BERT'i Anlamak: Transformer'lardan Çift Yönlü Kodlayıcı Temsilleri

BERT model mimarisini ve transformer'lardan çift yönlü kodlayıcı temsillerini gösteren şema

2018 yılında Google araştırmacıları, “BERT: Pre-training of Deep Bidirectional Transformers for Language Understanding” (Devlin ve ark.) başlıklı dönüm noktası niteliğinde bir makale yayınladılar. Bu araştırma, Doğal Dil İşleme (NLP) alanını temelden değiştirdi. BERT’ten önce modeller, metni soldan sağa veya sağdan sola sıralı olarak işliyordu. BERT, her iki yöndeki bağlamı aynı anda inceleyen dil temsillerini eğitmek için bir yöntem sundu.

Bugün BERT ve ardılları (RoBERTa, DistilBERT ve ALBERT gibi), arama motorları, duygu analizi, soru-cevap sistemleri ve bilgi çıkarımı için temel oluşturmaya devam ediyor. Bu makale BERT mimarisini, nasıl çalıştığını ve nasıl eğitildiğini açıklamaktadır.


1. BERT Nedir?

BERT, Bidirectional Encoder Representations from Transformers (Transformer’lardan Çift Yönlü Kodlayıcı Temsilleri) anlamına gelir. Bu ismi parçalarına ayıralım:

  • Çift Yönlü (Bidirectional): Metni soldan sağa (GPT gibi) veya sağdan sola okuyan geleneksel dil modellerinin aksine, BERT tüm kelime dizisini aynı anda okur. Bu, bir kelimenin bağlamını tüm çevresine (hem soluna hem sağına) göre öğrenmesini sağlar.
  • Kodlayıcı Temsilleri (Encoder Representations): BERT, orijinal Transformer mimarisinin Encoder (Kodlayıcı) bölümünü kullanır. Bir giriş dizisi alır ve her token için yoğun bir vektör temsili (embedding) üretir.
  • Transformers: Temel motor, uzun menzilli bağımlılıkların modellenmesini ve paralel hesaplamayı sağlayan Transformer dikkat (attention) ağıdır.

Çift Yönlülüğün Gücü

Tek yönlü modellerde bir token yalnızca önceki token’lara dikkat edebilir. Örneğin şu cümlede: "Parasini bankaya yatirmaya karar verdi."

Tek yönlü bir model "banka" kelimesini işlerken yalnızca kendisinden önceki kelimelere bakar. Ancak bağlamı tam olarak anlamak için hem sol hem de sağ bağlama bakmak çok önemlidir. Çift yönlü LSTM’ler bunu ayrı soldan sağa ve sağdan sola modeller eğitip çıktıları birleştirerek denemiş olsa da, BERT tüm katmanlarda ortaklaşa çalışan tek bir derin çift yönlü modeli eğitir.


2. BERT’in Giriş Temsili

Farklı alt görevlerde eğitime olanak tanımak için BERT’in giriş temsili, tek bir token dizisinde hem tek bir cümleyi hem de bir cümle çiftini (örneğin <Soru, Cevap>) temsil edebilir.

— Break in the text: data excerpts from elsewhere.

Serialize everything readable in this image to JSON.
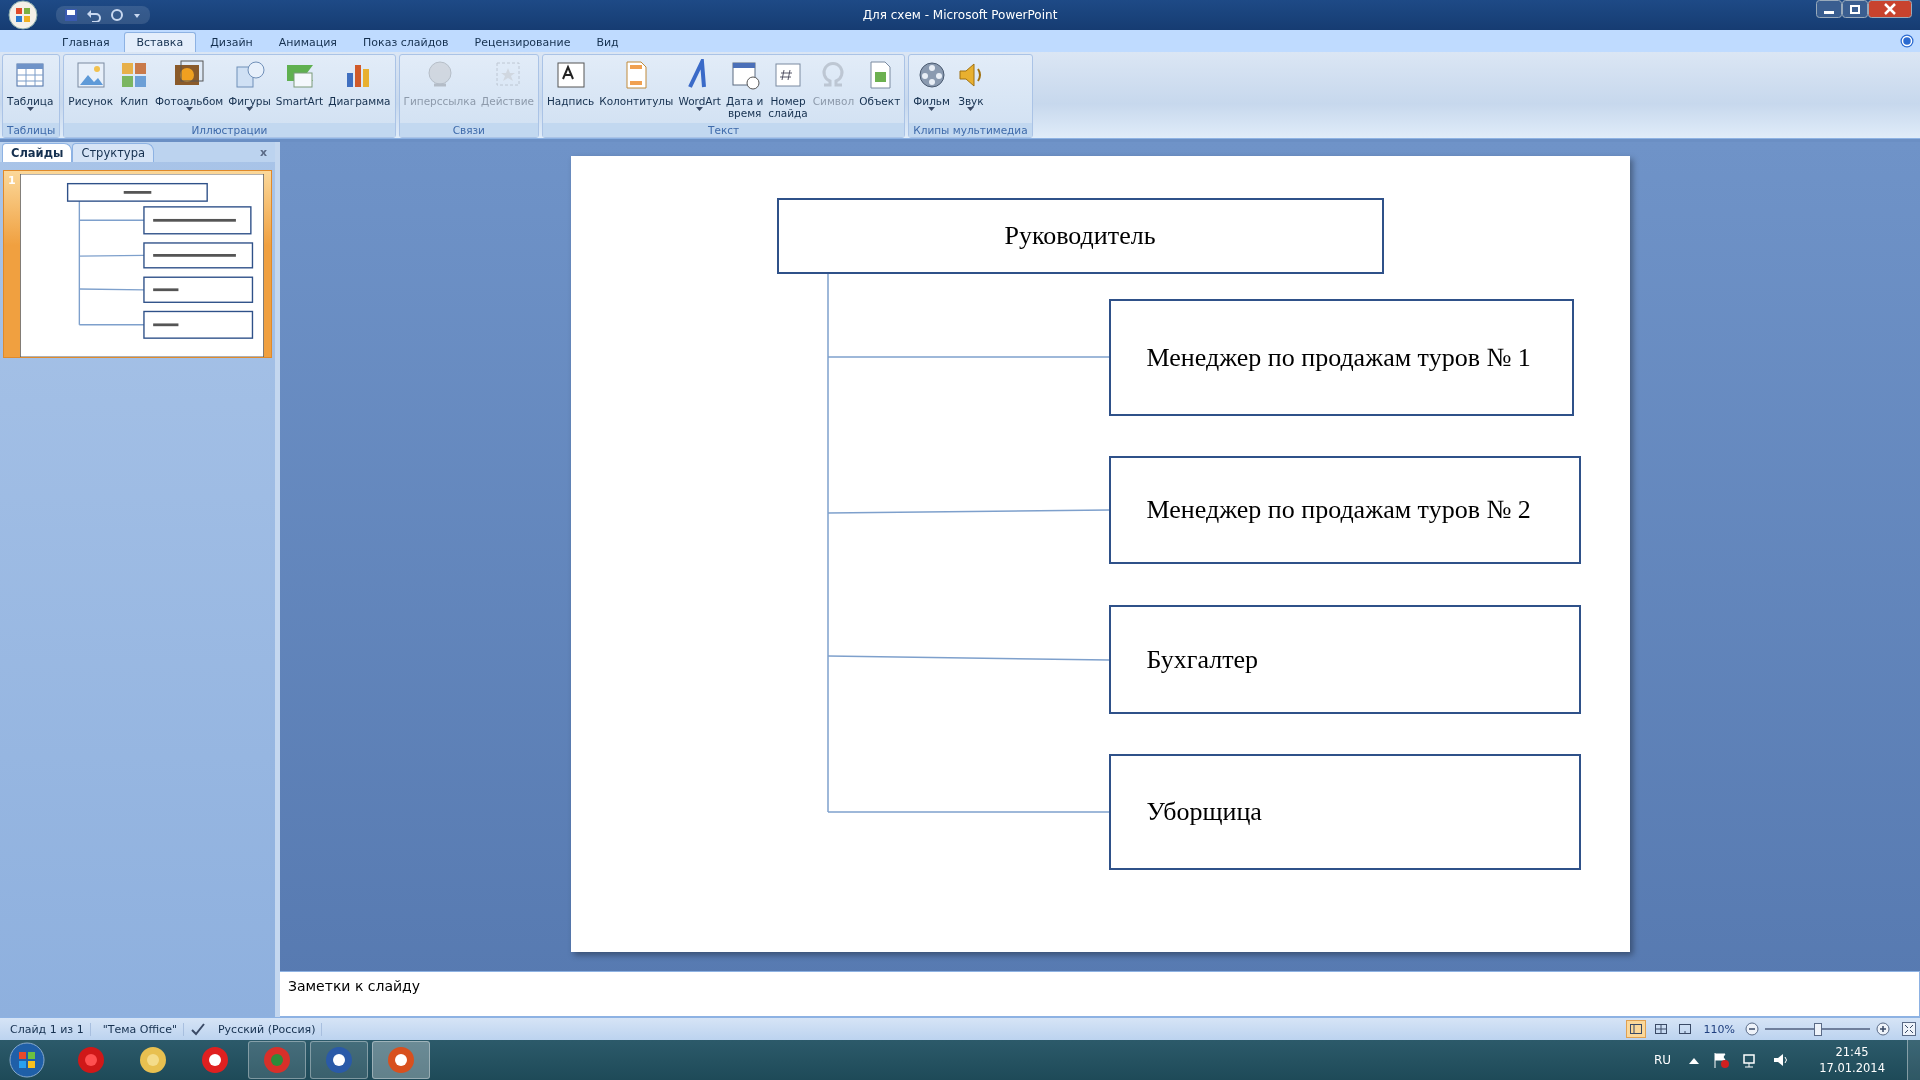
{
  "window": {
    "title": "Для схем - Microsoft PowerPoint"
  },
  "tabs": [
    {
      "label": "Главная",
      "selected": false
    },
    {
      "label": "Вставка",
      "selected": true
    },
    {
      "label": "Дизайн",
      "selected": false
    },
    {
      "label": "Анимация",
      "selected": false
    },
    {
      "label": "Показ слайдов",
      "selected": false
    },
    {
      "label": "Рецензирование",
      "selected": false
    },
    {
      "label": "Вид",
      "selected": false
    }
  ],
  "ribbon_groups": [
    {
      "label": "Таблицы",
      "items": [
        {
          "label": "Таблица",
          "dropdown": true,
          "disabled": false
        }
      ]
    },
    {
      "label": "Иллюстрации",
      "items": [
        {
          "label": "Рисунок",
          "dropdown": false,
          "disabled": false
        },
        {
          "label": "Клип",
          "dropdown": false,
          "disabled": false
        },
        {
          "label": "Фотоальбом",
          "dropdown": true,
          "disabled": false
        },
        {
          "label": "Фигуры",
          "dropdown": true,
          "disabled": false
        },
        {
          "label": "SmartArt",
          "dropdown": false,
          "disabled": false
        },
        {
          "label": "Диаграмма",
          "dropdown": false,
          "disabled": false
        }
      ]
    },
    {
      "label": "Связи",
      "items": [
        {
          "label": "Гиперссылка",
          "dropdown": false,
          "disabled": true
        },
        {
          "label": "Действие",
          "dropdown": false,
          "disabled": true
        }
      ]
    },
    {
      "label": "Текст",
      "items": [
        {
          "label": "Надпись",
          "dropdown": false,
          "disabled": false
        },
        {
          "label": "Колонтитулы",
          "dropdown": false,
          "disabled": false
        },
        {
          "label": "WordArt",
          "dropdown": true,
          "disabled": false
        },
        {
          "label": "Дата и\nвремя",
          "dropdown": false,
          "disabled": false
        },
        {
          "label": "Номер\nслайда",
          "dropdown": false,
          "disabled": false
        },
        {
          "label": "Символ",
          "dropdown": false,
          "disabled": true
        },
        {
          "label": "Объект",
          "dropdown": false,
          "disabled": false
        }
      ]
    },
    {
      "label": "Клипы мультимедиа",
      "items": [
        {
          "label": "Фильм",
          "dropdown": true,
          "disabled": false
        },
        {
          "label": "Звук",
          "dropdown": true,
          "disabled": false
        }
      ]
    }
  ],
  "slide_panel": {
    "tabs": [
      {
        "label": "Слайды",
        "selected": true
      },
      {
        "label": "Структура",
        "selected": false
      }
    ],
    "close": "x",
    "thumbnails": [
      {
        "number": "1",
        "selected": true
      }
    ]
  },
  "slide": {
    "head": "Руководитель",
    "boxes": [
      "Менеджер по продажам туров № 1",
      "Менеджер по продажам туров № 2",
      "Бухгалтер",
      "Уборщица"
    ]
  },
  "notes": {
    "placeholder": "Заметки к слайду"
  },
  "status_bar": {
    "slide": "Слайд 1 из 1",
    "theme": "\"Тема Office\"",
    "language": "Русский (Россия)",
    "views": [
      {
        "selected": true
      },
      {
        "selected": false
      },
      {
        "selected": false
      }
    ],
    "zoom": "110%",
    "zoom_level": {
      "level": 0.5
    }
  },
  "taskbar": {
    "apps": [
      {
        "running": false,
        "selected": false
      },
      {
        "running": false,
        "selected": false
      },
      {
        "running": false,
        "selected": false
      },
      {
        "running": true,
        "selected": false
      },
      {
        "running": true,
        "selected": false
      },
      {
        "running": true,
        "selected": true
      }
    ],
    "language": "RU",
    "time": "21:45",
    "date": "17.01.2014"
  }
}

Herhangi bir token için giriş temsili, üç gömmenin (embeddings) toplanmasıyla oluşturulur:

  1. Token Embeddings: Metin, WordPiece sözlüğü (yaklaşık 30.000 token) kullanılarak token’lara ayrılır. Özel token’lar eklenir:
    • [CLS]: Her dizinin başına eklenir. Nihai gizli durumu, sınıflandırma görevleri için kullanılır.
    • [SEP]: Cümleleri ayırmak için veya dizinin sonunda kullanılır.
  2. Segment Embeddings: Bir token’ın Cümle A’ya mı yoksa Cümle B’ye mi ait olduğunu gösteren öğrenilmiş bir gömme.
  3. Position Embeddings: Token’ın dizideki konumu hakkında modele farkındalık kazandırmak için eklenen öğrenilmiş konumsal vektörler (512 token’a kadar).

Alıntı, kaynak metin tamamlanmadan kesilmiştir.